In the room back of the pool hall, Jake Vodell whispered with two of his disciples.
In the window of the Interpreter's hut on the cliff a lamp gleamed starlike above the darkness below.
CHAPTER XXVI
AT THE CALL OF THE WHISTLE
Everywhere in Millsburgh the shooting of Captain Charlie was the one topic of conversation. As the patrons of the cigar stand came and went they talked with the philosopher of nothing else. The dry-goods pessimist delivered his dark predictions to a group of his fellow citizens and listened with grave shakes of his head to the counter opinions of the real-estate agent. The grocer questioned the garage man and the lawyer discussed the known details of the tragedy with the postmaster, the hotel keeper and the politician. The barber asked the banker for his views and reviewed the financier's opinion to the judge while a farmer and a preacher listened. The milliner told her customers about it and the stenographer discussed it with the bookkeeper. In the homes, on the streets, and, later in the day, throughout the country, the shock of the crime was felt.
Meanwhile, the efforts of the police to find the assassin were fruitless. The most careful search revealed nothing in the nature of a clew.
Millsburgh had been very proud of Captain Martin and the honors he had won in France, as Millsburgh was proud of Adam Ward and his success—only with a different pride. The people had known Charlie from his birth, as they had known his father and mother all their years. There had been nothing in the young workman's life—as every one remarked—to lead to such an end.

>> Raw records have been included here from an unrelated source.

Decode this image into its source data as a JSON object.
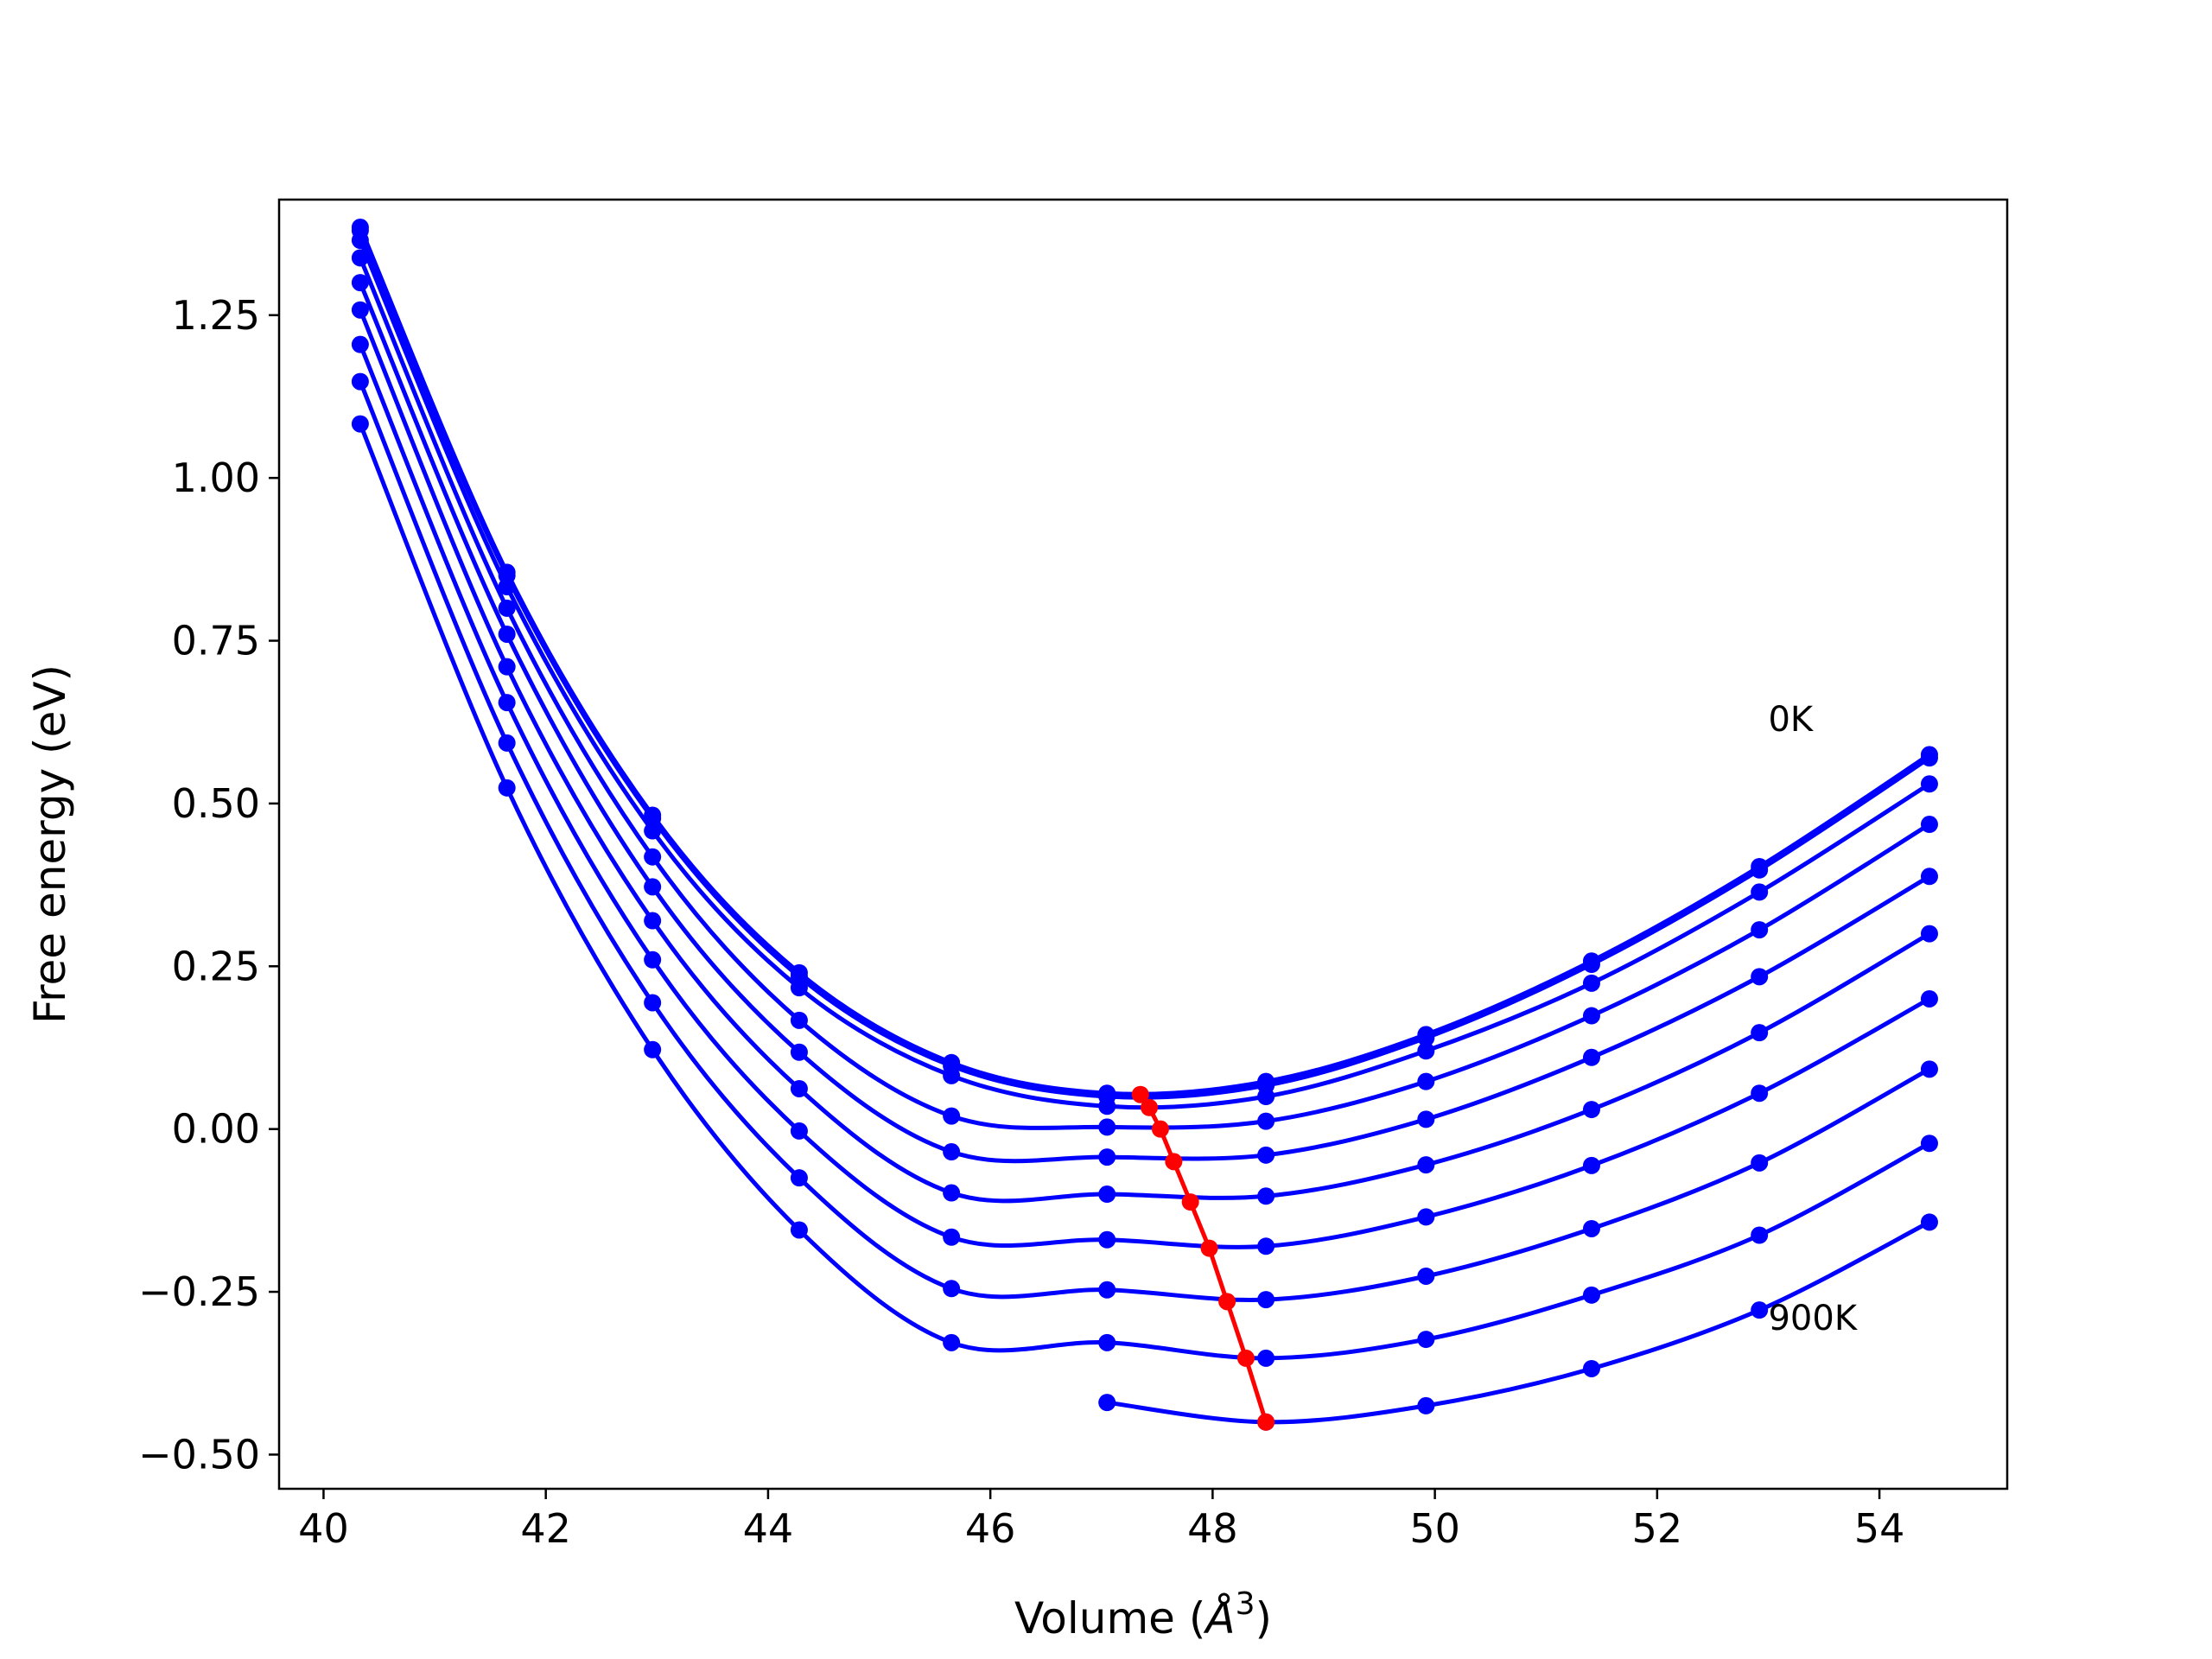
{
  "chart_data": {
    "type": "line",
    "title": "",
    "xlabel": "Volume (",
    "xlabel_symbol": "Å",
    "xlabel_exp": "3",
    "xlabel_close": ")",
    "ylabel": "Free energy (eV)",
    "xlim": [
      39.6,
      55.15
    ],
    "ylim": [
      -0.5525,
      1.4275
    ],
    "xticks": [
      40,
      42,
      44,
      46,
      48,
      50,
      52,
      54
    ],
    "yticks": [
      -0.5,
      -0.25,
      0.0,
      0.25,
      0.5,
      0.75,
      1.0,
      1.25
    ],
    "xtick_labels": [
      "40",
      "42",
      "44",
      "46",
      "48",
      "50",
      "52",
      "54"
    ],
    "ytick_labels": [
      "−0.50",
      "−0.25",
      "0.00",
      "0.25",
      "0.50",
      "0.75",
      "1.00",
      "1.25"
    ],
    "grid": false,
    "curve_color": "#0000ff",
    "equilibrium_color": "#ff0000",
    "volumes": [
      40.33,
      41.65,
      42.96,
      44.28,
      45.65,
      47.05,
      48.48,
      49.92,
      51.41,
      52.92,
      54.45
    ],
    "series": [
      {
        "values": [
          1.385,
          0.855,
          0.482,
          0.24,
          0.102,
          0.055,
          0.073,
          0.145,
          0.258,
          0.403,
          0.575
        ]
      },
      {
        "values": [
          1.38,
          0.85,
          0.477,
          0.234,
          0.097,
          0.05,
          0.067,
          0.14,
          0.253,
          0.398,
          0.57
        ]
      },
      {
        "values": [
          1.365,
          0.833,
          0.458,
          0.217,
          0.082,
          0.035,
          0.05,
          0.12,
          0.224,
          0.364,
          0.53
        ]
      },
      {
        "values": [
          1.338,
          0.8,
          0.418,
          0.167,
          0.02,
          0.003,
          0.012,
          0.073,
          0.174,
          0.306,
          0.468
        ]
      },
      {
        "values": [
          1.3,
          0.76,
          0.372,
          0.118,
          -0.035,
          -0.043,
          -0.04,
          0.015,
          0.11,
          0.234,
          0.388
        ]
      },
      {
        "values": [
          1.258,
          0.71,
          0.32,
          0.062,
          -0.098,
          -0.1,
          -0.103,
          -0.055,
          0.03,
          0.148,
          0.3
        ]
      },
      {
        "values": [
          1.205,
          0.655,
          0.26,
          -0.003,
          -0.166,
          -0.17,
          -0.18,
          -0.135,
          -0.056,
          0.055,
          0.2
        ]
      },
      {
        "values": [
          1.148,
          0.593,
          0.194,
          -0.075,
          -0.245,
          -0.247,
          -0.262,
          -0.226,
          -0.153,
          -0.052,
          0.092
        ]
      },
      {
        "values": [
          1.083,
          0.524,
          0.122,
          -0.155,
          -0.328,
          -0.328,
          -0.352,
          -0.323,
          -0.255,
          -0.163,
          -0.022
        ]
      },
      {
        "values": [
          null,
          null,
          null,
          null,
          null,
          -0.42,
          -0.45,
          -0.425,
          -0.368,
          -0.278,
          -0.143
        ]
      }
    ],
    "equilibrium": {
      "x": [
        47.35,
        47.43,
        47.53,
        47.65,
        47.8,
        47.97,
        48.13,
        48.3,
        48.48
      ],
      "y": [
        0.053,
        0.033,
        0.0,
        -0.05,
        -0.112,
        -0.183,
        -0.265,
        -0.352,
        -0.45
      ]
    },
    "annotations": [
      {
        "text": "0K",
        "x": 53.0,
        "y": 0.63
      },
      {
        "text": "900K",
        "x": 53.0,
        "y": -0.29
      }
    ]
  }
}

It is doubtful if in the entire community there was a single soul that did not secretly or openly think of the tragedy as being in some dark way an outcome of the strike. And, gradually, as the day passed, the conjectures, opinions and views crystallized into two opposing theories—each with its natural advocates.

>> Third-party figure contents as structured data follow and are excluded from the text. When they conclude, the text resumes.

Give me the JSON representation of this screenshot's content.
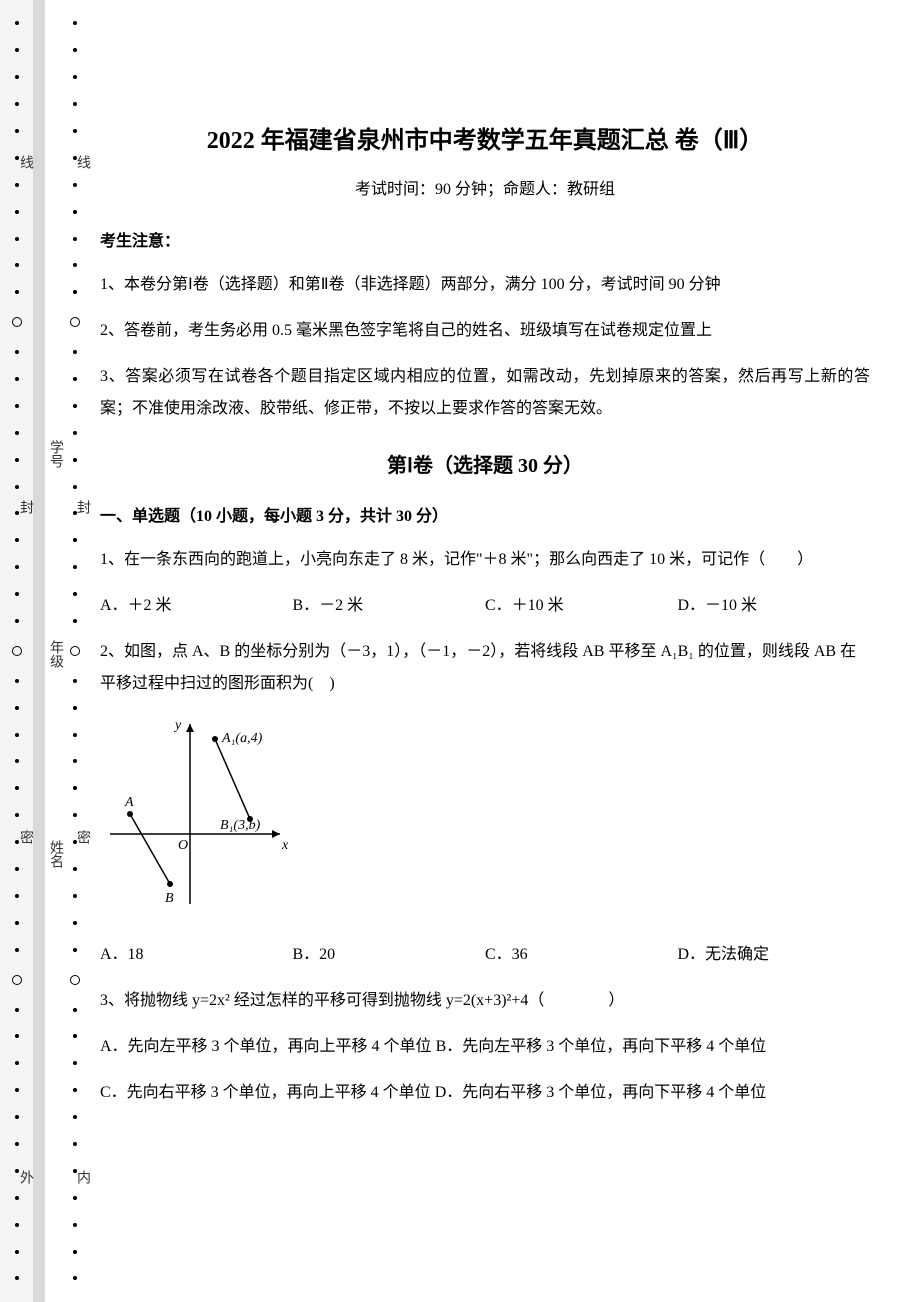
{
  "margin": {
    "outer_labels": [
      "线",
      "封",
      "密",
      "外"
    ],
    "inner_labels": [
      "线",
      "封",
      "密",
      "内"
    ],
    "field_labels": [
      "学号",
      "年级",
      "姓名"
    ]
  },
  "header": {
    "title": "2022 年福建省泉州市中考数学五年真题汇总 卷（Ⅲ）",
    "subtitle": "考试时间：90 分钟；命题人：教研组"
  },
  "notice": {
    "header": "考生注意：",
    "items": [
      "1、本卷分第Ⅰ卷（选择题）和第Ⅱ卷（非选择题）两部分，满分 100 分，考试时间 90 分钟",
      "2、答卷前，考生务必用 0.5 毫米黑色签字笔将自己的姓名、班级填写在试卷规定位置上",
      "3、答案必须写在试卷各个题目指定区域内相应的位置，如需改动，先划掉原来的答案，然后再写上新的答案；不准使用涂改液、胶带纸、修正带，不按以上要求作答的答案无效。"
    ]
  },
  "section1": {
    "title": "第Ⅰ卷（选择题  30 分）",
    "header": "一、单选题（10 小题，每小题 3 分，共计 30 分）"
  },
  "q1": {
    "text": "1、在一条东西向的跑道上，小亮向东走了 8 米，记作\"＋8 米\"；那么向西走了 10 米，可记作（　　）",
    "optA": "A．＋2 米",
    "optB": "B．－2 米",
    "optC": "C．＋10 米",
    "optD": "D．－10 米"
  },
  "q2": {
    "text": "2、如图，点 A、B 的坐标分别为（－3，1），（－1，－2），若将线段 AB 平移至 A₁B₁ 的位置，则线段 AB 在平移过程中扫过的图形面积为(　)",
    "optA": "A．18",
    "optB": "B．20",
    "optC": "C．36",
    "optD": "D．无法确定",
    "figure": {
      "points": {
        "A": {
          "x": -3,
          "y": 1,
          "label": "A"
        },
        "B": {
          "x": -1,
          "y": -2,
          "label": "B"
        },
        "A1": {
          "label": "A₁(a,4)"
        },
        "B1": {
          "label": "B₁(3,b)"
        },
        "O": {
          "label": "O"
        }
      },
      "axes": {
        "x_label": "x",
        "y_label": "y"
      },
      "colors": {
        "line": "#000000",
        "axis": "#000000",
        "point_fill": "#000000"
      }
    }
  },
  "q3": {
    "text": "3、将抛物线 y=2x² 经过怎样的平移可得到抛物线 y=2(x+3)²+4（　　　　）",
    "optA": "A．先向左平移 3 个单位，再向上平移 4 个单位",
    "optB": "B．先向左平移 3 个单位，再向下平移 4 个单位",
    "optC": "C．先向右平移 3 个单位，再向上平移 4 个单位",
    "optD": "D．先向右平移 3 个单位，再向下平移 4 个单位"
  }
}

One division of the people held that the deed was committed by some one of Jake Vodell's followers, because of the workman's known opposition to a sympathetic strike of the Mill workers' union. Captain Charlie's leadership of the Mill men was recognized by all, and it was conceded generally that it was his active influence, guided by the Interpreter's counsel, that was keeping John Ward's employees at work. Without the assistance of the Mill men the strike leader could not hope for victory. With Captain Charlie's personal influence no longer a factor, it was thought that the agitator might win the majority of the Mill workers and so force the union into line with the strikers.
This opinion was held by many of the business men and by the more thoughtful members of the unions, who had watched with grave apprehension the increasing bitterness of the agitator's hatred of Captain Charlie, because of the workman's successful opposition to his schemes.